Saturday, September 15, 2018

In Which We Ride Dowtown

Group image before the ride.
When you’re alone and life is making you lonely, you can always go … downtown. So I am starting with an homage to Petula Clark. If you’re old like me, you’re welcome for the earworm.

On Friday, Bike Club went for a ride, the first regular ride of the fall semester. There were five students on the ride, and although they all resisted my excellent advice that helmets are a good idea, it was a warm, pleasant afternoon for a quick, refreshing ride.

I suggested heading down to Greene Square in downtown Cedar Rapids for our ride, and the students like the idea. However, a passing gentleman who was looking for the music department snapped our pre-ride group picture and suggested the CEMAR trail.

Hmmm. But that newish trail doesn’t really go anywhere besides the Plaster Complex, so we stuck with our original Greene Square plan.

I was riding my hybrid bike, and was in the lead. We headed down the Hill.

I have a several advantages on downhills—my bicycle rolls with less resistance than the heavier bikes MMU owns, so the lightness of my bike is one advantage. Then there is the overall weight of the rider. Gravitational acceleration is a constant no matter the weight, but increased mass of a biker does help with more force that does more to overcome air resistance, or something like that. I don’t know, I’m a writer. But anyway, I have often observed, with many, many field trials that fat old men can zoom down a hill more efficiently than most other bikers.

And I presume the advantage comes more from “fat” than from “old,” although maybe old men can afford better bicycles, but that’s an untested assumption.

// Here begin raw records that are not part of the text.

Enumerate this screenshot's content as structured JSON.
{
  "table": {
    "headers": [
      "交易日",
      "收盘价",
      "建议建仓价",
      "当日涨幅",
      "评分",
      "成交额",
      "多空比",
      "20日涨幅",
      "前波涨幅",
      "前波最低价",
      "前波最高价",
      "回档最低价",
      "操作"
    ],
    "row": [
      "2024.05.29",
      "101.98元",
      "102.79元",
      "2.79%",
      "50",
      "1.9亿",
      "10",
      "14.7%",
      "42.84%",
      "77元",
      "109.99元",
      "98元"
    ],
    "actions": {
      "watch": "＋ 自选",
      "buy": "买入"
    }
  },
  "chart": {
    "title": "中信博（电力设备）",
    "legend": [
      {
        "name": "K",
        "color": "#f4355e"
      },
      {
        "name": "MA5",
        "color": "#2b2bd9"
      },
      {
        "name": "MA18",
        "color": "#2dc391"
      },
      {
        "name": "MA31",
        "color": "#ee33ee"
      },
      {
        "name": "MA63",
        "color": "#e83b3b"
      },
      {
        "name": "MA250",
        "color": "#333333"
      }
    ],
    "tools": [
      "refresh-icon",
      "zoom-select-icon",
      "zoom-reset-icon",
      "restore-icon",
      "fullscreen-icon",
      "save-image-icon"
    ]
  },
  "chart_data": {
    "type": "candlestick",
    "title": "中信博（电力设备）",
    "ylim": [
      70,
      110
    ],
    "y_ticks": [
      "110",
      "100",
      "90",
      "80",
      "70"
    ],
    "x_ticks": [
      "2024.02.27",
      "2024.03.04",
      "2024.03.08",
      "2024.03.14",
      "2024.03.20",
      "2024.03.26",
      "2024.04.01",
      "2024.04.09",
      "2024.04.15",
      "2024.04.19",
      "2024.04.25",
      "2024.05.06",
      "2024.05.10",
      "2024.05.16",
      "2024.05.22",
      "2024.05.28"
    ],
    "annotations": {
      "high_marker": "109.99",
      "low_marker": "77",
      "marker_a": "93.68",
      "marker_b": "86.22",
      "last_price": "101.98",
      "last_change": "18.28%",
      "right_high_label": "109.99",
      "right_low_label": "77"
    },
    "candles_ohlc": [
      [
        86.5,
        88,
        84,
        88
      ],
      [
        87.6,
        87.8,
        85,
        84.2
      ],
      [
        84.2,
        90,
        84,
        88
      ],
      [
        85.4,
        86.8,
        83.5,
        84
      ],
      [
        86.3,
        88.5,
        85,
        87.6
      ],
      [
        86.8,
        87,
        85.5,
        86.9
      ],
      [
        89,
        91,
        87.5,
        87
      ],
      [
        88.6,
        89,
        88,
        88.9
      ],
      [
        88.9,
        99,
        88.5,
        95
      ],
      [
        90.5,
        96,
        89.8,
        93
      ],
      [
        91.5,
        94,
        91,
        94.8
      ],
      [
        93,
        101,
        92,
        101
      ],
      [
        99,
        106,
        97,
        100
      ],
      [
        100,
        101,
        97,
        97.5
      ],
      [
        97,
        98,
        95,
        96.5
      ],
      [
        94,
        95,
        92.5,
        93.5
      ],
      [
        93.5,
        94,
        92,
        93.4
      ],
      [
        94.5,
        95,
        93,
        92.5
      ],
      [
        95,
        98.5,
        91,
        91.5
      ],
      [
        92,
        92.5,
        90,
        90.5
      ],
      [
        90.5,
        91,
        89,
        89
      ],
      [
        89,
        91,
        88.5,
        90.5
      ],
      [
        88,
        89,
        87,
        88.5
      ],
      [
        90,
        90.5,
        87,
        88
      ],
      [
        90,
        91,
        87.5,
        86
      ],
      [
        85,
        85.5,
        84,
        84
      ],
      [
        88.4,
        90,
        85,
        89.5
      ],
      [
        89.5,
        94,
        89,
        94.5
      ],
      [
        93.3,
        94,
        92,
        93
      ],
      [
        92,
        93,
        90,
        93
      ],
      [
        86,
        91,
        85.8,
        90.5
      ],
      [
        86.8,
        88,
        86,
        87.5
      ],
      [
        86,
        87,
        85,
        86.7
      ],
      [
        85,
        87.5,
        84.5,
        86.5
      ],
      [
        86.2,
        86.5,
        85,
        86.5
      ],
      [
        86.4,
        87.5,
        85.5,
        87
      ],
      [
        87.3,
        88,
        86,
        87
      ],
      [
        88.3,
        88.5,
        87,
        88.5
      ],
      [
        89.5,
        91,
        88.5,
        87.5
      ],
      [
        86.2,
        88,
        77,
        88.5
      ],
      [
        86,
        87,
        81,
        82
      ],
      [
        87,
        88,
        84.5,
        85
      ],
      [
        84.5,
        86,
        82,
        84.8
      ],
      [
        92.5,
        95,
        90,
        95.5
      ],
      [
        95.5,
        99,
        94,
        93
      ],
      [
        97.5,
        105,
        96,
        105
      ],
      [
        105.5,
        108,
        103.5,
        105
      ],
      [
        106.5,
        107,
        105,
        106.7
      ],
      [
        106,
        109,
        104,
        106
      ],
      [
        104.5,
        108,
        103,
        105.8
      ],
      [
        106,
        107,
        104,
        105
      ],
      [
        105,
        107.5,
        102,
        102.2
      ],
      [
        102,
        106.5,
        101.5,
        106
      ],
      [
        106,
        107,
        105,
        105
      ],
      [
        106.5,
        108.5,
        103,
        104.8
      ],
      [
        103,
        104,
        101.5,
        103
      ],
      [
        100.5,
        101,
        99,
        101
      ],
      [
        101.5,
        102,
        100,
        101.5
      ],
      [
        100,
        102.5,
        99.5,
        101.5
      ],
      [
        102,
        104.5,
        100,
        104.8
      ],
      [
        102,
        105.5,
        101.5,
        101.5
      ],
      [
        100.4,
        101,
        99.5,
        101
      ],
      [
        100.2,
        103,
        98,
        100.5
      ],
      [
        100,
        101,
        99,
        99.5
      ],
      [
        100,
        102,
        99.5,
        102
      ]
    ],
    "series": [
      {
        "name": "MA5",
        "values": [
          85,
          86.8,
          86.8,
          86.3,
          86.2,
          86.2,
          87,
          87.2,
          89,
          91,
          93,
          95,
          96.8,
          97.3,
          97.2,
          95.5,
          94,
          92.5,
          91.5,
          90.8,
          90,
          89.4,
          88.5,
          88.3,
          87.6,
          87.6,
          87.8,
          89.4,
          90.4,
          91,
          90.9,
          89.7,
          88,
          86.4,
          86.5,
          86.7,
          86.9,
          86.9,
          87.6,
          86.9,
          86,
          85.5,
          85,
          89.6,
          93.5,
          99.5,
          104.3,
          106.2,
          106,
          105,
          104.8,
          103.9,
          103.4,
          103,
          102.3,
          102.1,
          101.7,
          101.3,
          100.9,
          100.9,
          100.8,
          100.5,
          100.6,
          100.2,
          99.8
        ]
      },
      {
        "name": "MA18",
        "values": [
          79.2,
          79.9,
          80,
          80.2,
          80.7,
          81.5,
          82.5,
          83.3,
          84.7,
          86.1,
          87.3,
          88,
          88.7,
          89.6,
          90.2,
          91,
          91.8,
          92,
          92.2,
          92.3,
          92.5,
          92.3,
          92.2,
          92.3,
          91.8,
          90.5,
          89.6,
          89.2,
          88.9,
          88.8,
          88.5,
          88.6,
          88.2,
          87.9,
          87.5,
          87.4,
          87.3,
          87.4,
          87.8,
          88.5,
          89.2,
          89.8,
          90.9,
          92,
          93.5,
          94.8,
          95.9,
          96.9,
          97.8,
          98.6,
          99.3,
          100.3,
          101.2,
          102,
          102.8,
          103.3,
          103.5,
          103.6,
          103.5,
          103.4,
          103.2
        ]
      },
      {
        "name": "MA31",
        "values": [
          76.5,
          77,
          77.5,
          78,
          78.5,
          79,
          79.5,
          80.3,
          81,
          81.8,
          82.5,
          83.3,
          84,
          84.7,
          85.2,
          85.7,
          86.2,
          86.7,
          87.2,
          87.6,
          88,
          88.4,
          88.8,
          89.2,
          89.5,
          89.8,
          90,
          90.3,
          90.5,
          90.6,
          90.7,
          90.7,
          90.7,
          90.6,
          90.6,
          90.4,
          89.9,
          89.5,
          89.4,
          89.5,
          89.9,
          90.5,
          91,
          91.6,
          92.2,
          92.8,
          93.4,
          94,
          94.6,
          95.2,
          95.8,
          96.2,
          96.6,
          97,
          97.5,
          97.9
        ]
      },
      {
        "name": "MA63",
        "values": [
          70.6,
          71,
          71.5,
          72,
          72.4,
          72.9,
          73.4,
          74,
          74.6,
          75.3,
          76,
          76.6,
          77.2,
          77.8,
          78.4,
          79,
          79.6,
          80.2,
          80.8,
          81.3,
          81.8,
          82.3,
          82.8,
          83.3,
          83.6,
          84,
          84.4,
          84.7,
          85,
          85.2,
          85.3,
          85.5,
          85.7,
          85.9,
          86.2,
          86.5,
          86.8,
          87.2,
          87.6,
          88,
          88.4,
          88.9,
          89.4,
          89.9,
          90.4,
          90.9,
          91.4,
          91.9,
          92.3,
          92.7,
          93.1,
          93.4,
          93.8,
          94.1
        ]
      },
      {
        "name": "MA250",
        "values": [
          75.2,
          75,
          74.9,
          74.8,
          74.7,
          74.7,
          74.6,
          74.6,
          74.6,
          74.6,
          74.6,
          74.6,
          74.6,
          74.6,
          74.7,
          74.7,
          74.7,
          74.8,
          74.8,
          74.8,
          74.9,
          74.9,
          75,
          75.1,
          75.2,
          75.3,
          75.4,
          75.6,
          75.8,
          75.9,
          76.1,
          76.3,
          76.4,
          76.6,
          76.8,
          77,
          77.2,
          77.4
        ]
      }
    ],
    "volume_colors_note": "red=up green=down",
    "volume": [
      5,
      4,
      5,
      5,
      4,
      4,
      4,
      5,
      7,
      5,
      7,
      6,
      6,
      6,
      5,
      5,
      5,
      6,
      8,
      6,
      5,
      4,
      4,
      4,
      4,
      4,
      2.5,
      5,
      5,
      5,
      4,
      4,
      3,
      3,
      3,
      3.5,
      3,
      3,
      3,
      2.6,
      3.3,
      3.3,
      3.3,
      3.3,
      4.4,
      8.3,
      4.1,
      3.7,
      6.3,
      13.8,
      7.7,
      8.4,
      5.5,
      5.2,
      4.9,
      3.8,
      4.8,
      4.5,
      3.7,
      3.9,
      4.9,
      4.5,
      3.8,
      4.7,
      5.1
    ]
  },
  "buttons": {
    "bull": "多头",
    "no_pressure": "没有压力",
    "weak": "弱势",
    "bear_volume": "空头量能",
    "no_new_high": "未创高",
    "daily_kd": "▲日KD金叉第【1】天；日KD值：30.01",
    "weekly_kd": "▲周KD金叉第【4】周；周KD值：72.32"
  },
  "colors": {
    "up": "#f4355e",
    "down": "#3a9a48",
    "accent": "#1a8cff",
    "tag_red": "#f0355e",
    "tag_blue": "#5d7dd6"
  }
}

Anyway, I ended up well ahead of the students and found myself waiting now and then. Perhaps my helmet just made me more aerodynamic, too.

Riding along Cedar Lake. I got ahead and stop to make image of club riders as they approach. And no, the student on the left did not ride on the grass, I think she is coming over to check on me, as a young person who protects old people.
We rode along the west edge of Cedar Lake and then headed downtown. It was humid and warm, and I think I was the only rider with a water bottle, so when we got to Green Square, the agenda item was drinks at the water fountain by the trail. We then rode slowly through the park (I went through the splash pad, but I think most students went around. Well, they weren’t wearing helmets.)

Chatting after getting drinks and before heading back t campus.
On the way back to campus, two of the students were chatting. We had seen a woman who was not in our group take a minor tumble—nothing serious, and she had friends to aid her, although what went through my mind was “students, did you notice she has a helmet on?”

Anyway, one of the students was telling another something about what happens when she is with “old people.” I was right behind them, and did caution the student, jokingly, about what would be said next. It turns out the speaking student works with elderly people in a nursing home and feels obligated to protectively look after them.

Well, that seems nice. Says the old man.

Long shadows by Cedar Lake on our way back to campus.
Overall, it was a very agreeable ride. My Bike Club leader rejected the idea, for now, of riding up Mt. Trashmore, but we’ll see.

Finally, before the ride, we noted that a seat and seat post had been removed from one bicycle. Another bike is completely gone—bike seven may have been stolen, we presume. Blah. Earlier this semester, we lost a bike that had been left locked along the Cedar River Trail and was damaged beyond repair. Now, sadly, bad things are starting to happen to bikes right on campus.

That’s not an uplifting note to end on, I’m sure. But despite the unpleasant reminders of the darker side of human nature, the first club ride was very nice, and more MMU Bike Club rides are to come. Watch the MMU app for times, as the club will probably vary its rides so that students who were at athletic practices late on a Friday afternoon can participate.